Saturday, February 28, 2009

Snopes is your friend

I got an email at work the other day that really ticked me off.  It was some sort of email petition to let our various congressmen and women know that we Americans are not pleased about them giving social security benefits to illegal immigrants.  It had a little blurb in the beginning that laid out the "details" that we're all supposed to be enraged about, and asked the readers of it to add their name to the list and send it to all of their friends.  Then it said something about when the list gets to 1000 people to send it on to some White House email address so this issue gets the attention it deserves...

So there's the basic premise.  I'm an inquisitive guy, and I hadn't heard about illegal immigrants getting social security money, so I decided to research this a little bit to see if the various guys and gals in Washington had really done this and why.  A quick bit of googling lead me to, which if you somehow haven't heard of is the mythbusters of the Internet world.  After a bit of reading there, I was completely unsurprised to see that this was in fact if not completely false, at least very misleading.  

In case you are actually interested in this like I was, here are a couple of the pages I read while looking into this:

The upshot here is that email petitions are obviously not an effective way to get anything done other than reveal what an idiot you are to your various friends, family, and coworkers.  I wonder how many "petitions" like this are received by the White House on a daily basis, and then what happens to them.  Since there's no way to verify that the people whose names are listed actually did the "signing", I bet they just send these straight to the trash.  Even if that's not what they do, the huge amount of name duplication that this would result in would probably make them invalid anyway.  Either way I'm guessing whoever monitors the White House email inbox probably has their share of automatic deletion rules set up.

Then there's the issue that the email itself is discussing which is basically false.  The deal is that in order for an immigrant (illegal or otherwise) to get a job and get paid officially, someone needs to have a social security number.  Apparently lots of illegals somehow get their hands on bogus social security numbers, and then off they go.  What this means is that even though these SSNs are fake, these people are actually paying into the social security system with them.  The ruling in question here was to say that people who fit this criteria and have now been legalized (by that other very controversial ruling from a little while back), should get benefits from that money when they retire.  No matter what your thoughts are on immigration policies in this country, the email was misleading.  

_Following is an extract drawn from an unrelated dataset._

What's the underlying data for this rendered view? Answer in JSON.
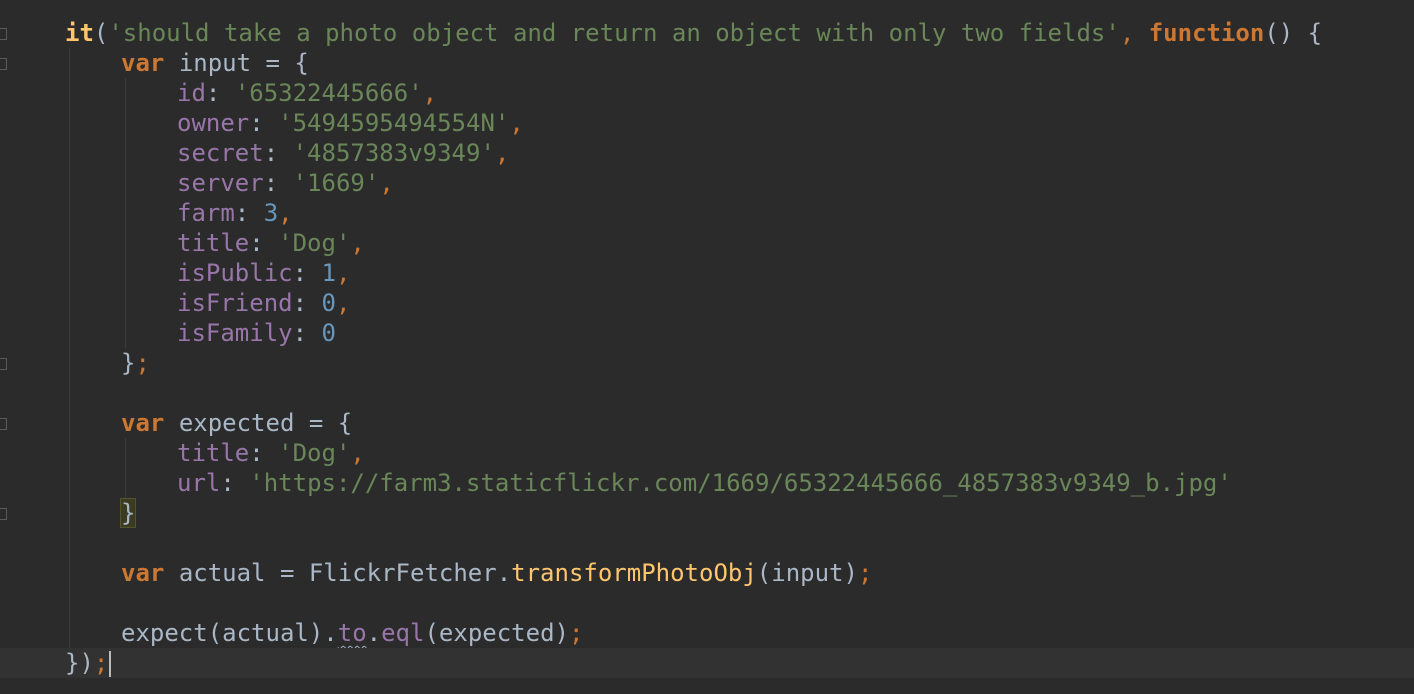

Anyway, the main point here is to look this stuff up people!  When I get stupid emails like this or any other kind of chain thing or ridiculous pictures or whatever, I check it out on Snopes and send a link back to the sender.  Maybe I'm a big fat fun-spoiling jerk, but way too many people take things at face value just because someone's taken the time to write an email about it and click Send.  As Smokey the Bear would say if he was in any way related to this topic, "Only you can prevent stupid emails from spreading".  



  1. Someone has to check the facts & that's not happening with most newspaper journalists either.

  2. I'm a fan of Snopes, except when it comes to their article on Al Gore claiming to have created the Internet. They let him off the hook for his false statement.

  3. I also love that site. I actually remember remarking on an earlier version of my current blog, "I wish I had dumber friends, so I can start internet hoaxes".

  4. Yeah, I don't like doing those email petitions, because like you said, how will they verify the "real" from unreal.

    Chain email letters do scare me though and I'm superstitious enough as it is, so sometimes those get sent.

  5. Thanks for the tip on Snopes. Yeah, I recently got an email about how women should not stop if an unmarked police car tries to get you to pull over... that they should call 711 and in all 50 states this number will tell you if the cop is real or not. It was partially true in some states, but bad information anyway. And yeah, it really bugs me when folk do that. But I have to be a better fact checker myself... will work on that.

  6. well i have learned so much by reading your new blog. never heard of this site! sweet! thanks duck!